ANALYSES

Aide humanitaire : « Le consensus européen à l’épreuve de la guerre en Ukraine »

Presse
13 juin 2022
La présidente de la Commission européenne, Ursula von der Leyen, s’est rendue le 8 avril 2022 à Boutcha en Ukraine « parce qu’à Boutcha, notre humanité a été ébranlée ».

Les annonces sur la fourniture d’armes font oublier que l’action de l’Union européenne en Ukraine est aussi humanitaire et que l’Europe est le deuxième bailleur de fonds humanitaire dans le monde.

La Commission européenne, à travers Echo (European civil protection and humanitarian aid operations), finance depuis 1992, des centaines de partenaires opérationnels que sont les ONG (Médecins du monde,…) et les agences de l’Onu (Organisation mondiale de la santé, etc.)

À titre d’exemple, en 2020, Echo a alloué plus de deux milliards d’euros à ses partenaires, mobilisés dans plus de 80 pays.

Depuis le début de la guerre en Ukraine, la Commission européenne a attribué 230 millions d’euros aux actions humanitaires.

En 2007, l’Europe a fixé des objectifs et adopté des principes dans le Consensus européen sur l’aide humanitaire.
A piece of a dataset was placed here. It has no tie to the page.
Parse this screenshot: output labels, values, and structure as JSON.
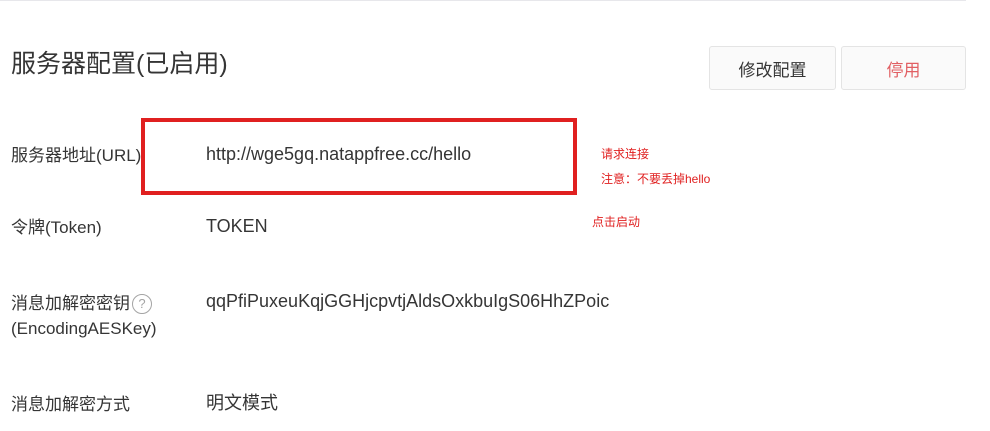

Les objectifs, « préserver la vie, éviter et atténuer les souffrances » et les principes, « humanité, neutralité, impartialité et indépendance », sont ceux que l’on retrouve d’ailleurs dans les chartes des ONG.

Selon l’Europe, la neutralité signifie « que l’aide humanitaire ne doit favoriser aucun camp », l’impartialité « que l’aide doit être octroyée sur la seule base des besoins, sans discrimination » et l’indépendance « que les objectifs humanitaires doivent être détachés des objectifs économiques, militaires ou autres ».
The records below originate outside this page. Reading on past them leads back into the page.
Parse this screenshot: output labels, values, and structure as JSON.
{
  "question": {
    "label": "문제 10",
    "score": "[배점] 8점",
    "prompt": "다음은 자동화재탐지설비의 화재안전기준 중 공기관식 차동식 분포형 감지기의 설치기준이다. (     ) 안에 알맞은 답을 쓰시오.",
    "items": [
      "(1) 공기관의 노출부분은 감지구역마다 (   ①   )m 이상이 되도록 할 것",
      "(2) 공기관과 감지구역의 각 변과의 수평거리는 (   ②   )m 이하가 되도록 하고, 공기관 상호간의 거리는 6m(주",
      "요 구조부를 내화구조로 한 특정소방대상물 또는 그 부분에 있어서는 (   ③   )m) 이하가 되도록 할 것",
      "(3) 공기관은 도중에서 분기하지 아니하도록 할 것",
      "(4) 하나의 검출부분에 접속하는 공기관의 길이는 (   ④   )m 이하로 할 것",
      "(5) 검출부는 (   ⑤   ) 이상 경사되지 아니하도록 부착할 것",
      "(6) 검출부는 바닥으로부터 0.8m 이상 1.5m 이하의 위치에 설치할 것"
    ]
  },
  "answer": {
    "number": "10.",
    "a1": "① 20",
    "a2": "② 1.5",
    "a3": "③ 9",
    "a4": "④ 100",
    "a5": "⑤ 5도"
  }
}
L’Europe, au regard de sa doctrine, est bien compétente pour financer l’humanitaire en Ukraine. Cela étant, on observe qu’en sus de l’aide humanitaire, l’Europe envisage une assistance financière de 9 milliards d’euros en 2022 et une aide militaire qui atteint déjà deux milliards.

L’action conjuguée, économique, militaire et humanitaire, de l’Union européenne, compte tenu des enjeux géopolitiques, pose pour certains la question de l’effectivité des principes humanitaires européens. D’autres mettent en avant le risque que ferait peser sur ces principes une forme de « cobelligérance ».

Pour Julia Grignon, chercheuse en droit des conflits armés, « malgré la persistance d’un certain flou autour de (…) la « cobelligérance », qui peut (…) s’appréhender sous plusieurs angles différents en droit international, il convient de retenir que le soutien apporté par un grand nombre d’États à l’Ukraine, notamment au travers de la livraison d’armes ou d’un soutien économique (…) n’est pas de nature à faire de ces États des parties au conflit. (…) »

Jouant sur ce flou, Sergueï Lavrov, le ministre des Affaires étrangères russe, a pu déclarer que « l’UE est passée d’une plate-forme économique constructive (…) à un acteur agressif et belliqueux (…)».

Si les principes humanitaires européens peuvent être en tension sur le terrain opérationnel ukrainien, dans notre Europe démocratique, ils constituent aussi un canevas pour débattre sur la place de l’humanitaire dans les politiques publiques, l’humanitaire d’État était parfois engoncé dans le civilo-militaire ou les affaires étrangères.

Un débat, même vif, n’est jamais un danger pour des institutions démocratiques. En revanche, danger il y a si des pays autoritaires belligérants exploitent des situations complexes pour menacer d’ignorer les conventions de Genève qui protègent les ONG au motif que ces dernières, financées par Echo, ne seraient plus impartiales, indépendantes et neutres.

 

Une tribune publiée dans Le Télégramme.